New Public Steward For the Environment

FILLING up the overstuffed leather chair in his cluttered Capitol Hill office, and with his shaggy graying hair, droopy moustache, and eyeglasses, Congressman George Miller has the look of a linebacker-turned-professor. As chairman of the House Interior Committee, the California Democrat will need both the brains and the brawn to maneuver and muscle through the 103rd Congress the federal legislation he wants to protect the nation's environment.

He's got "a million things" he wants to do, but for the moment, he says, "I'm going to start by taking a step back and letting the Clinton administration take a first shot at the issues they want to address."

Miller can afford to be patient, although patience is not a character trait one normally attaches to the bluff and salty lawmaker. He spent 15 years battling special interests in the West before he finally won some measure of reform on federal water policy. It was a bruising process every step of the way.

Miller took over the important interior committee chairmanship last year when former Rep. Morris Udall withdrew because of health problems. As with the historic generational shift from George Bush to Bill Clinton, the ascendancy of a baby-boomer to the powerful committee post represents a new age in government leadership. In his case, it's not so much a change in direction as an increase in energy level - and a willingness to butt heads with opponents no matter what their party affiliation.

Miller is delighted about a new Democratic administration. As he relaxes in an office at the Rayburn Building being packed up for a move to more exalted digs befitting his seniority, Miller waxes enthusiastic about why he believes the cause of environmental protection also is strengthened by the new batch of incoming lawmakers.

"We're looking at a new Congress that is more urban, more female, more minority," he says. "It's a Congress that's going to be more attracted to these issues." Even before they're sworn in, he observes, freshman lawmakers are angling for appointments to committees dealing with environmental issues. Rep. Gerry Studds, the Massachusetts Democrat who chairs the merchant marine and fisheries panel, "has more people than he knows what to do with," Miller says.

Miller also sees a new aspect to environmental protection that should draw veteran lawmakers as well as newcomers, particularly given the state of the economy and the relative success of Ross Perot. This is the interconnect between the environment and the federal deficit.

"That pounding deficit really brings some new people to the discussion," he says. "There's billions of dollars either misused or recoverable" in the form of federal subsidies for the timber, mining, and grazing industries.

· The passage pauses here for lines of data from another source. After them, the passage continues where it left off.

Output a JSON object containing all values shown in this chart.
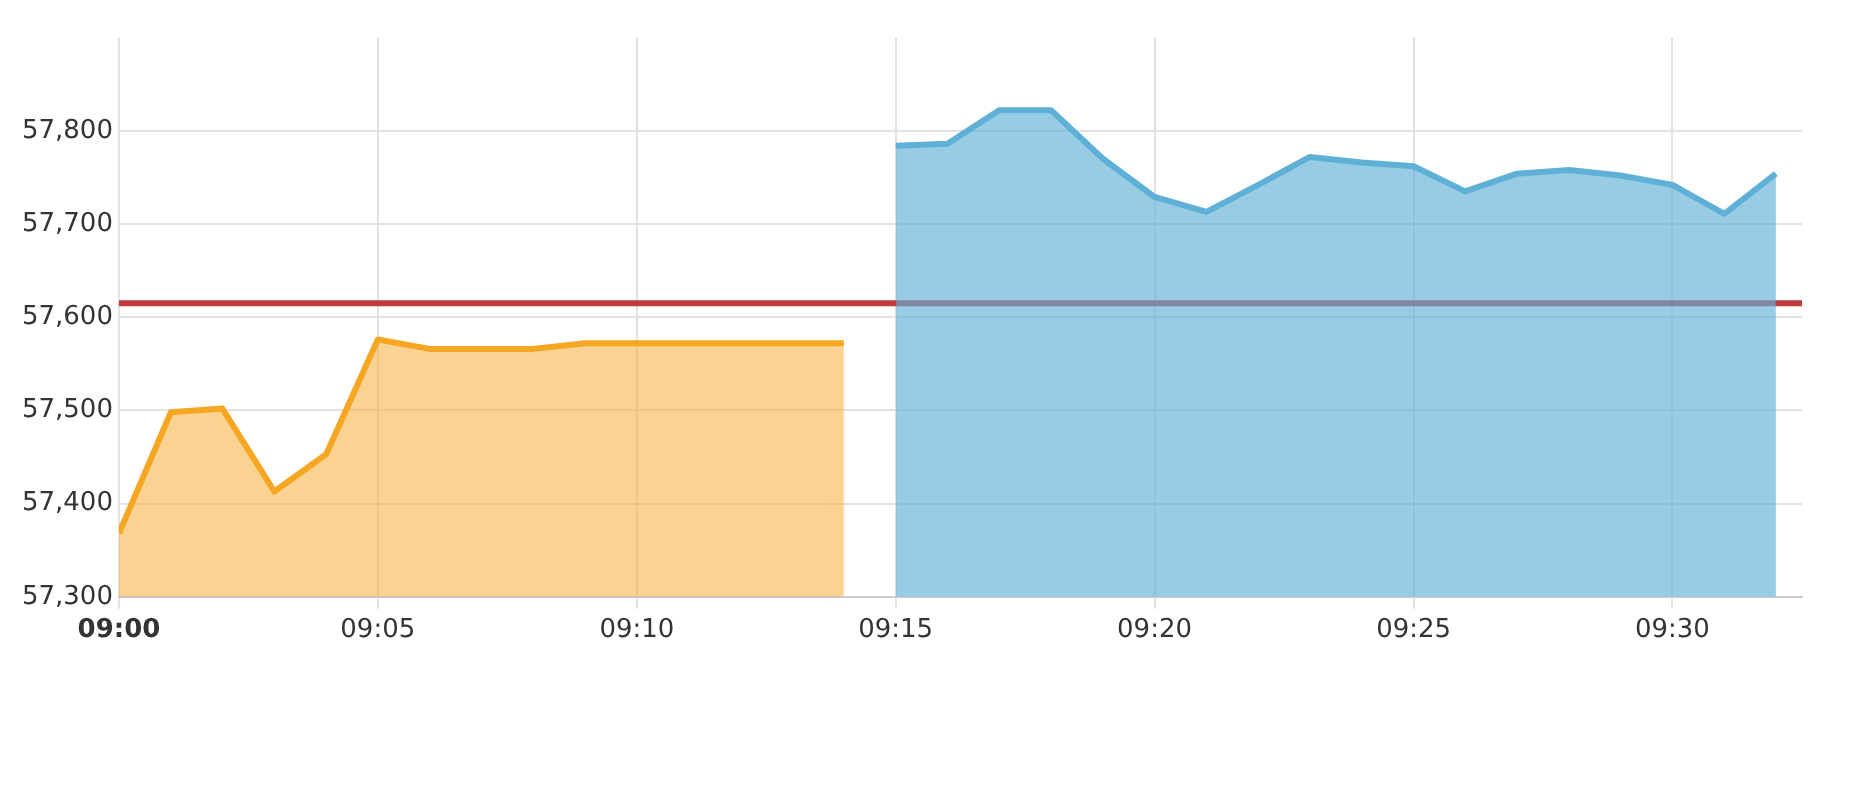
{
  "chart_data": {
    "type": "area",
    "xlim": [
      9,
      9.5417
    ],
    "xticks": [
      {
        "value": 9,
        "label": "09:00"
      },
      {
        "value": 9.0833,
        "label": "09:05"
      },
      {
        "value": 9.1667,
        "label": "09:10"
      },
      {
        "value": 9.25,
        "label": "09:15"
      },
      {
        "value": 9.3333,
        "label": "09:20"
      },
      {
        "value": 9.4167,
        "label": "09:25"
      },
      {
        "value": 9.5,
        "label": "09:30"
      }
    ],
    "ylim": [
      57300,
      57900
    ],
    "yticks": [
      {
        "value": 57300,
        "label": "57,300"
      },
      {
        "value": 57400,
        "label": "57,400"
      },
      {
        "value": 57500,
        "label": "57,500"
      },
      {
        "value": 57600,
        "label": "57,600"
      },
      {
        "value": 57700,
        "label": "57,700"
      },
      {
        "value": 57800,
        "label": "57,800"
      }
    ],
    "grid": true,
    "legend": false,
    "ref_lines": [
      {
        "axis": "y",
        "value": 57615,
        "color": "#c0393b"
      }
    ],
    "series": [
      {
        "color": "#f5a623",
        "x": [
          9,
          9.0167,
          9.0333,
          9.05,
          9.0667,
          9.0833,
          9.1,
          9.1167,
          9.1333,
          9.15,
          9.1667,
          9.1833,
          9.2,
          9.2167,
          9.2333
        ],
        "values": [
          57368,
          57498,
          57502,
          57413,
          57453,
          57576,
          57566,
          57566,
          57566,
          57572,
          57572,
          57572,
          57572,
          57572,
          57572
        ]
      },
      {
        "color": "#5fb0d6",
        "x": [
          9.25,
          9.2667,
          9.2833,
          9.3,
          9.3167,
          9.3333,
          9.35,
          9.3667,
          9.3833,
          9.4,
          9.4167,
          9.4333,
          9.45,
          9.4667,
          9.4833,
          9.5,
          9.5167,
          9.5333
        ],
        "values": [
          57784,
          57786,
          57822,
          57822,
          57770,
          57729,
          57713,
          57742,
          57772,
          57766,
          57762,
          57735,
          57754,
          57758,
          57752,
          57742,
          57711,
          57754
        ]
      }
    ]
  }
}
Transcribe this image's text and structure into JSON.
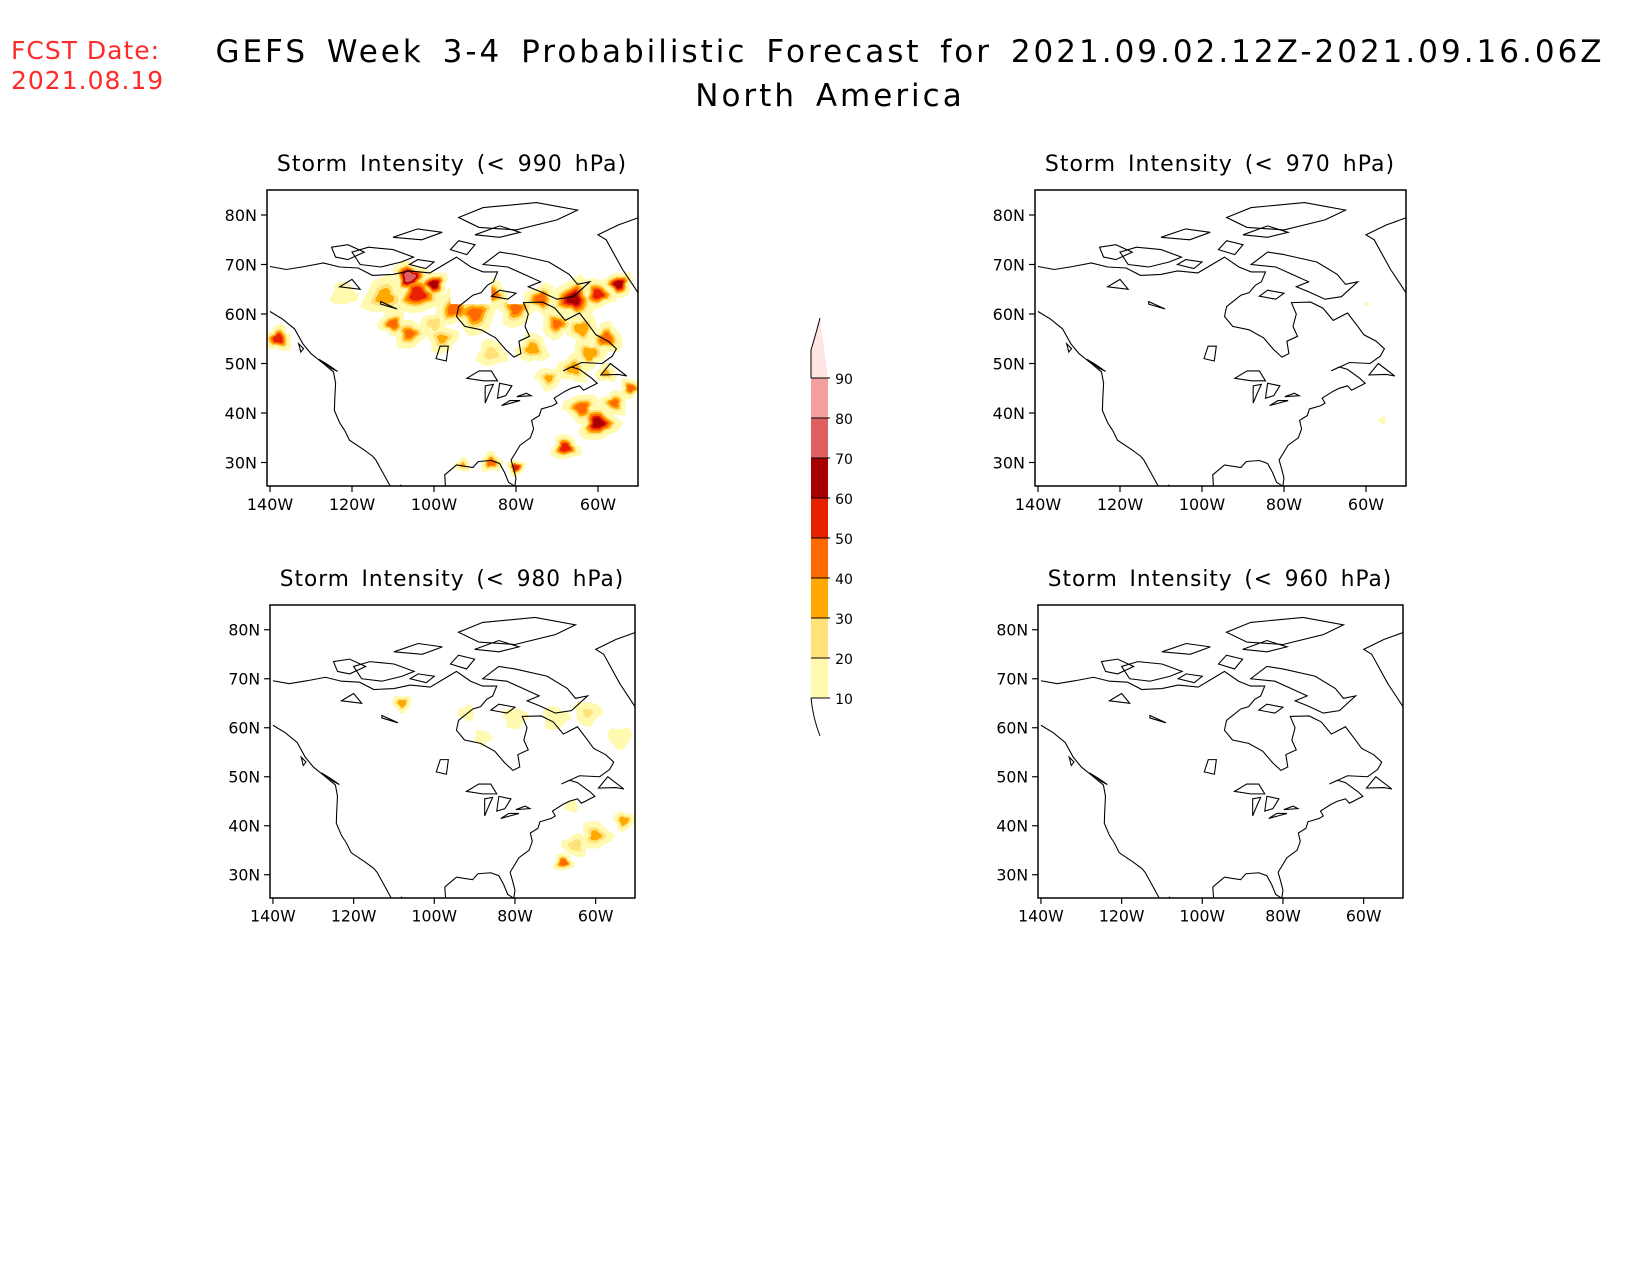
{
  "header": {
    "fcst_label": "FCST Date:",
    "fcst_date": "2021.08.19",
    "title_line1": "GEFS Week 3-4 Probabilistic Forecast for 2021.09.02.12Z-2021.09.16.06Z",
    "title_line2": "North America"
  },
  "panels": [
    {
      "id": "p990",
      "title": "Storm Intensity (< 990 hPa)"
    },
    {
      "id": "p970",
      "title": "Storm Intensity (< 970 hPa)"
    },
    {
      "id": "p980",
      "title": "Storm Intensity (< 980 hPa)"
    },
    {
      "id": "p960",
      "title": "Storm Intensity (< 960 hPa)"
    }
  ],
  "axes": {
    "lat_ticks": [
      "80N",
      "70N",
      "60N",
      "50N",
      "40N",
      "30N"
    ],
    "lon_ticks": [
      "140W",
      "120W",
      "100W",
      "80W",
      "60W"
    ]
  },
  "colorbar": {
    "levels": [
      10,
      20,
      30,
      40,
      50,
      60,
      70,
      80,
      90
    ],
    "labels": [
      "10",
      "20",
      "30",
      "40",
      "50",
      "60",
      "70",
      "80",
      "90"
    ],
    "colors": [
      "#fffab0",
      "#ffe27a",
      "#ffa800",
      "#ff6a00",
      "#e82000",
      "#a80000",
      "#e06060",
      "#f4a0a0",
      "#ffe4e4"
    ]
  }
}
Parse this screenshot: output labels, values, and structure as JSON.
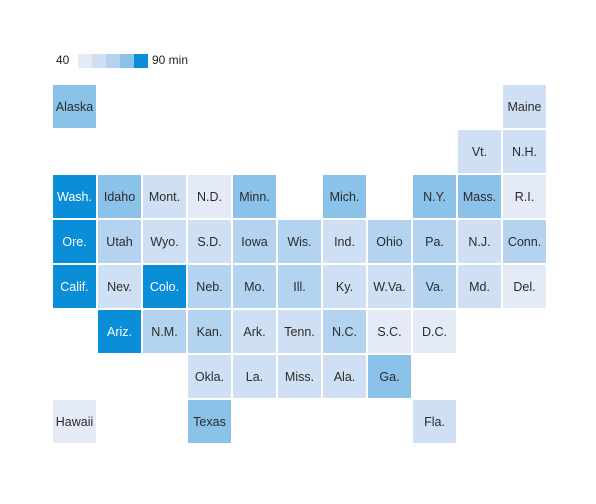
{
  "legend": {
    "min_label": "40",
    "max_label": "90 min",
    "min": 40,
    "max": 90,
    "colors": [
      "#e4ebf7",
      "#cfe0f4",
      "#b3d3f0",
      "#8ac2ea",
      "#0a8ed8"
    ]
  },
  "chart_data": {
    "type": "heatmap",
    "title": "",
    "value_unit": "min",
    "tiles": [
      {
        "label": "Alaska",
        "row": 0,
        "col": 0,
        "level": 3
      },
      {
        "label": "Maine",
        "row": 0,
        "col": 10,
        "level": 1
      },
      {
        "label": "Vt.",
        "row": 1,
        "col": 9,
        "level": 1
      },
      {
        "label": "N.H.",
        "row": 1,
        "col": 10,
        "level": 1
      },
      {
        "label": "Wash.",
        "row": 2,
        "col": 0,
        "level": 4
      },
      {
        "label": "Idaho",
        "row": 2,
        "col": 1,
        "level": 3
      },
      {
        "label": "Mont.",
        "row": 2,
        "col": 2,
        "level": 1
      },
      {
        "label": "N.D.",
        "row": 2,
        "col": 3,
        "level": 0
      },
      {
        "label": "Minn.",
        "row": 2,
        "col": 4,
        "level": 3
      },
      {
        "label": "Mich.",
        "row": 2,
        "col": 6,
        "level": 3
      },
      {
        "label": "N.Y.",
        "row": 2,
        "col": 8,
        "level": 3
      },
      {
        "label": "Mass.",
        "row": 2,
        "col": 9,
        "level": 3
      },
      {
        "label": "R.I.",
        "row": 2,
        "col": 10,
        "level": 0
      },
      {
        "label": "Ore.",
        "row": 3,
        "col": 0,
        "level": 4
      },
      {
        "label": "Utah",
        "row": 3,
        "col": 1,
        "level": 2
      },
      {
        "label": "Wyo.",
        "row": 3,
        "col": 2,
        "level": 1
      },
      {
        "label": "S.D.",
        "row": 3,
        "col": 3,
        "level": 1
      },
      {
        "label": "Iowa",
        "row": 3,
        "col": 4,
        "level": 2
      },
      {
        "label": "Wis.",
        "row": 3,
        "col": 5,
        "level": 2
      },
      {
        "label": "Ind.",
        "row": 3,
        "col": 6,
        "level": 1
      },
      {
        "label": "Ohio",
        "row": 3,
        "col": 7,
        "level": 2
      },
      {
        "label": "Pa.",
        "row": 3,
        "col": 8,
        "level": 2
      },
      {
        "label": "N.J.",
        "row": 3,
        "col": 9,
        "level": 1
      },
      {
        "label": "Conn.",
        "row": 3,
        "col": 10,
        "level": 2
      },
      {
        "label": "Calif.",
        "row": 4,
        "col": 0,
        "level": 4
      },
      {
        "label": "Nev.",
        "row": 4,
        "col": 1,
        "level": 1
      },
      {
        "label": "Colo.",
        "row": 4,
        "col": 2,
        "level": 4
      },
      {
        "label": "Neb.",
        "row": 4,
        "col": 3,
        "level": 2
      },
      {
        "label": "Mo.",
        "row": 4,
        "col": 4,
        "level": 2
      },
      {
        "label": "Ill.",
        "row": 4,
        "col": 5,
        "level": 2
      },
      {
        "label": "Ky.",
        "row": 4,
        "col": 6,
        "level": 1
      },
      {
        "label": "W.Va.",
        "row": 4,
        "col": 7,
        "level": 1
      },
      {
        "label": "Va.",
        "row": 4,
        "col": 8,
        "level": 2
      },
      {
        "label": "Md.",
        "row": 4,
        "col": 9,
        "level": 1
      },
      {
        "label": "Del.",
        "row": 4,
        "col": 10,
        "level": 0
      },
      {
        "label": "Ariz.",
        "row": 5,
        "col": 1,
        "level": 4
      },
      {
        "label": "N.M.",
        "row": 5,
        "col": 2,
        "level": 2
      },
      {
        "label": "Kan.",
        "row": 5,
        "col": 3,
        "level": 2
      },
      {
        "label": "Ark.",
        "row": 5,
        "col": 4,
        "level": 1
      },
      {
        "label": "Tenn.",
        "row": 5,
        "col": 5,
        "level": 1
      },
      {
        "label": "N.C.",
        "row": 5,
        "col": 6,
        "level": 2
      },
      {
        "label": "S.C.",
        "row": 5,
        "col": 7,
        "level": 0
      },
      {
        "label": "D.C.",
        "row": 5,
        "col": 8,
        "level": 0
      },
      {
        "label": "Okla.",
        "row": 6,
        "col": 3,
        "level": 1
      },
      {
        "label": "La.",
        "row": 6,
        "col": 4,
        "level": 1
      },
      {
        "label": "Miss.",
        "row": 6,
        "col": 5,
        "level": 1
      },
      {
        "label": "Ala.",
        "row": 6,
        "col": 6,
        "level": 1
      },
      {
        "label": "Ga.",
        "row": 6,
        "col": 7,
        "level": 3
      },
      {
        "label": "Hawaii",
        "row": 7,
        "col": 0,
        "level": 0
      },
      {
        "label": "Texas",
        "row": 7,
        "col": 3,
        "level": 3
      },
      {
        "label": "Fla.",
        "row": 7,
        "col": 8,
        "level": 1
      }
    ]
  }
}
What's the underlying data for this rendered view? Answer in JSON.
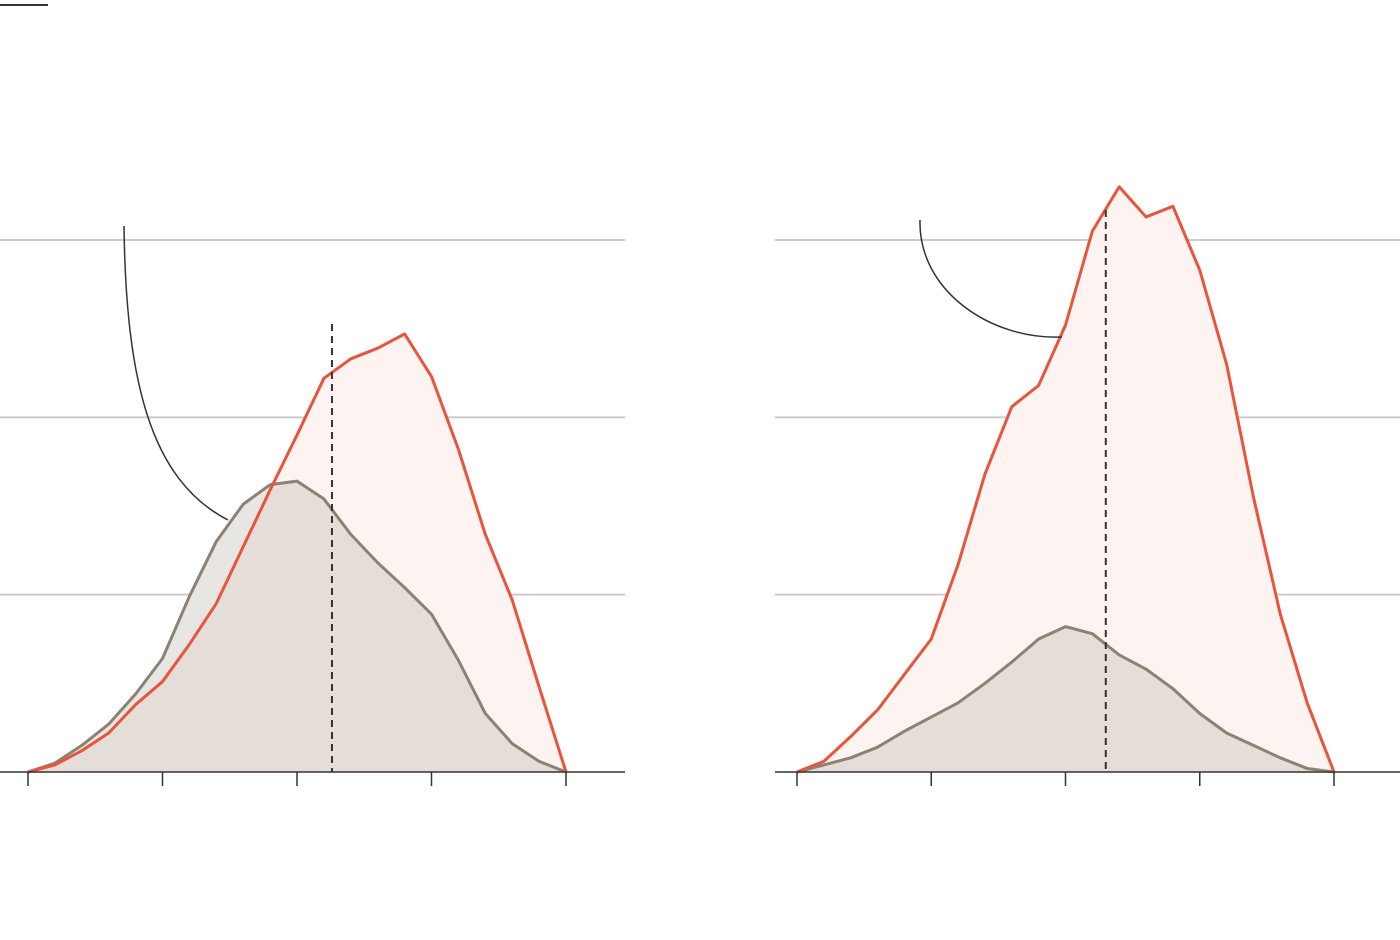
{
  "colors": {
    "accent_line": "#e8553d",
    "accent_fill": "#fdf4f1",
    "neutral_line": "#8c8274",
    "neutral_fill": "#e4ddd8",
    "neutral_fill_light": "#e6e5e1",
    "grid": "#cccccc",
    "axis": "#333333",
    "marker": "#333333",
    "brand_rule": "#333333"
  },
  "chart_data": [
    {
      "type": "area",
      "title": "",
      "xlabel": "",
      "ylabel": "",
      "xlim": [
        0,
        20
      ],
      "ylim": [
        0,
        3
      ],
      "grid": "horizontal",
      "yticks": [
        0,
        1,
        2,
        3
      ],
      "xticks": [
        0,
        5,
        10,
        15,
        20
      ],
      "tick_labels": [],
      "reference_line_x": 11.3,
      "series": [
        {
          "role": "accent",
          "x": [
            0,
            1,
            2,
            3,
            4,
            5,
            6,
            7,
            8,
            9,
            10,
            11,
            12,
            13,
            14,
            15,
            16,
            17,
            18,
            19,
            20
          ],
          "values": [
            0,
            0.04,
            0.12,
            0.22,
            0.38,
            0.51,
            0.72,
            0.95,
            1.27,
            1.59,
            1.9,
            2.22,
            2.33,
            2.39,
            2.47,
            2.23,
            1.82,
            1.34,
            0.97,
            0.48,
            0
          ]
        },
        {
          "role": "neutral",
          "x": [
            0,
            1,
            2,
            3,
            4,
            5,
            6,
            7,
            8,
            9,
            10,
            11,
            12,
            13,
            14,
            15,
            16,
            17,
            18,
            19,
            20
          ],
          "values": [
            0,
            0.05,
            0.15,
            0.27,
            0.44,
            0.64,
            0.99,
            1.3,
            1.51,
            1.62,
            1.64,
            1.54,
            1.34,
            1.18,
            1.04,
            0.89,
            0.63,
            0.33,
            0.16,
            0.06,
            0
          ]
        }
      ]
    },
    {
      "type": "area",
      "title": "",
      "xlabel": "",
      "ylabel": "",
      "xlim": [
        0,
        20
      ],
      "ylim": [
        0,
        3
      ],
      "grid": "horizontal",
      "yticks": [
        0,
        1,
        2,
        3
      ],
      "xticks": [
        0,
        5,
        10,
        15,
        20
      ],
      "tick_labels": [],
      "reference_line_x": 11.5,
      "series": [
        {
          "role": "accent",
          "x": [
            0,
            1,
            2,
            3,
            4,
            5,
            6,
            7,
            8,
            9,
            10,
            11,
            12,
            13,
            14,
            15,
            16,
            17,
            18,
            19,
            20
          ],
          "values": [
            0,
            0.06,
            0.2,
            0.35,
            0.55,
            0.75,
            1.17,
            1.68,
            2.06,
            2.18,
            2.52,
            3.05,
            3.3,
            3.13,
            3.19,
            2.83,
            2.3,
            1.55,
            0.89,
            0.39,
            0
          ]
        },
        {
          "role": "neutral",
          "x": [
            0,
            1,
            2,
            3,
            4,
            5,
            6,
            7,
            8,
            9,
            10,
            11,
            12,
            13,
            14,
            15,
            16,
            17,
            18,
            19,
            20
          ],
          "values": [
            0,
            0.04,
            0.08,
            0.14,
            0.23,
            0.31,
            0.39,
            0.5,
            0.62,
            0.75,
            0.82,
            0.78,
            0.66,
            0.58,
            0.47,
            0.33,
            0.22,
            0.15,
            0.08,
            0.02,
            0
          ]
        }
      ]
    }
  ]
}
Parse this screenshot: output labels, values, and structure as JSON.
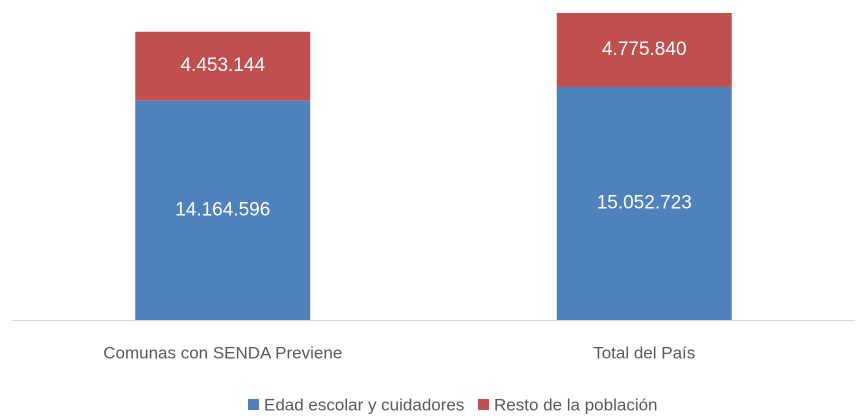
{
  "chart_data": {
    "type": "stacked_bar",
    "categories": [
      "Comunas con SENDA Previene",
      "Total del País"
    ],
    "series": [
      {
        "name": "Edad escolar y cuidadores",
        "color": "#4f81bd",
        "values": [
          14164596,
          15052723
        ],
        "value_labels": [
          "14.164.596",
          "15.052.723"
        ]
      },
      {
        "name": "Resto de la población",
        "color": "#c0504d",
        "values": [
          4453144,
          4775840
        ],
        "value_labels": [
          "4.453.144",
          "4.775.840"
        ]
      }
    ]
  }
}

Reform those, he says, and you can help both the environment and deficit reduction. The same is true for many questionable government construction projects like dams. "The deficit makes you start to rethink some of these ridiculous projects."

"The most important signal the new president can send - and I think will send," Miller continues, "is that there really is a public trust and public stewardship of the land - that these are the public resources of the people of America, not just there to be auctioned off, and ruined, and left behind." Such an attitude by the Clinton-Gore administration, he says, "will set an entirely different tone in how Congress deals with those issues."

When Miller is reminded of President-elect Clinton's less-than-phenomenal record on the environment in Arkansas, the lawmaker acknowledges that the basis of much of his confidence is the selection of Al Gore as vice president.

One of Clinton's campaign promises regarding the environment was a vow to hold a "timber summit" in the Pacific Northwest on the long-standing dispute over the northern spotted owl and other factors contributing to the decline in forest and mill jobs. "The message here is `Let's get this thing solved,' " says Miller. "These guys are going to want to solve problems."

So does George Miller. He can be expected to help the new administration whenever he can - and push ahead if he thinks it's going too slowly.